Taking as true the representation in the affidavit submitted in response to the Motion for Summary Judgment and Plaintiff's testimony at the July 1 hearing that he did not attempt to appeal the grievances regarding the incidents in this lawsuit to the ARB until July 21, 2007, the Court finds that Plaintiff did not exhaust his administrative remedies prior to filing his lawsuit on July 12, 2007. Exhaustion is a precondition to filing suit. The facts raised in the Motion for Summary Judgment and response thereto and those adduced at the hearing clearly show that Plaintiff did not complete the administrative process prior to filing his lawsuit.
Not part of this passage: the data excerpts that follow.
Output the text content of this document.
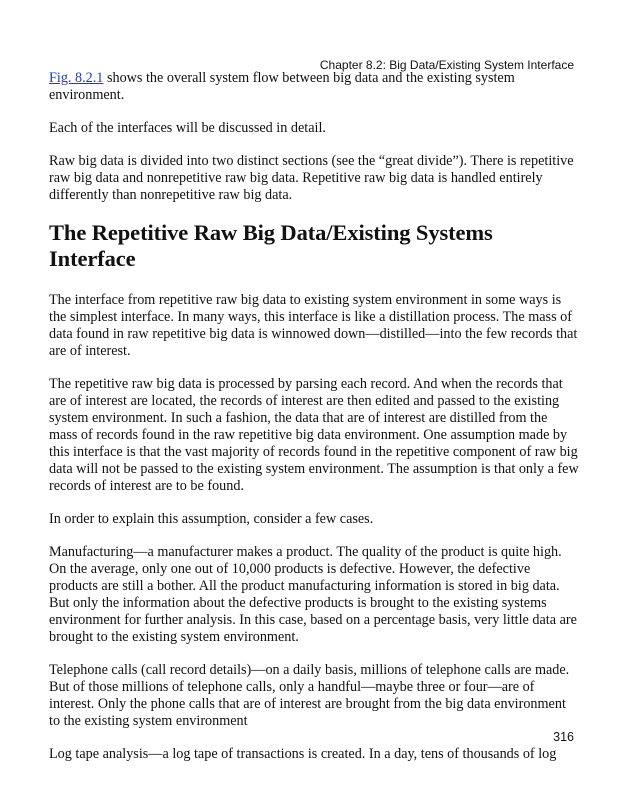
Chapter 8.2: Big Data/Existing System Interface

Fig. 8.2.1 shows the overall system flow between big data and the existing system environment.

Each of the interfaces will be discussed in detail.

Raw big data is divided into two distinct sections (see the “great divide”). There is repetitive raw big data and nonrepetitive raw big data. Repetitive raw big data is handled entirely differently than nonrepetitive raw big data.

The Repetitive Raw Big Data/Existing Systems Interface

The interface from repetitive raw big data to existing system environment in some ways is the simplest interface. In many ways, this interface is like a distillation process. The mass of data found in raw repetitive big data is winnowed down—distilled—into the few records that are of interest.

The repetitive raw big data is processed by parsing each record. And when the records that are of interest are located, the records of interest are then edited and passed to the existing system environment. In such a fashion, the data that are of interest are distilled from the mass of records found in the raw repetitive big data environment. One assumption made by this interface is that the vast majority of records found in the repetitive component of raw big data will not be passed to the existing system environment. The assumption is that only a few records of interest are to be found.

In order to explain this assumption, consider a few cases.

Manufacturing—a manufacturer makes a product. The quality of the product is quite high. On the average, only one out of 10,000 products is defective. However, the defective products are still a bother. All the product manufacturing information is stored in big data. But only the information about the defective products is brought to the existing systems environment for further analysis. In this case, based on a percentage basis, very little data are brought to the existing system environment.

Telephone calls (call record details)—on a daily basis, millions of telephone calls are made. But of those millions of telephone calls, only a handful—maybe three or four—are of interest. Only the phone calls that are of interest are brought from the big data environment to the existing system environment

Log tape analysis—a log tape of transactions is created. In a day, tens of thousands of log

316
Thus, he had not exhausted all available administrative remedies prior to filing suit as required under the PLRA.

CONCLUSION

For the reasons set forth above, it is hereby RECOMMENDED that the Court FIND that Plaintiff failed to exhaust his administrative remedies prior to filing suit, that Defendants' Motion for Summary Judgment (Doc. 20) be GRANTED, that the action be DISMISSED, and that the Court adopt the foregoing findings of fact and conclusions of law.

Pursuant to 28 U.S.C. § 636(b)(1) and Local Rule 73.1, the parties shall have ten (10) days after the service of this Recommendation to file written objections thereto. The failure to file a timely objection may result in the waiver of the right to challenge these Recommendations before either the District Court or the Court of Appeals. Snyder v. Nolen, 380 F.3d 279, 284 (7th Cir. 2004); United States v. Hernandez-Rivas, 348 F.3d 595, 598 (7th Cir. 2003).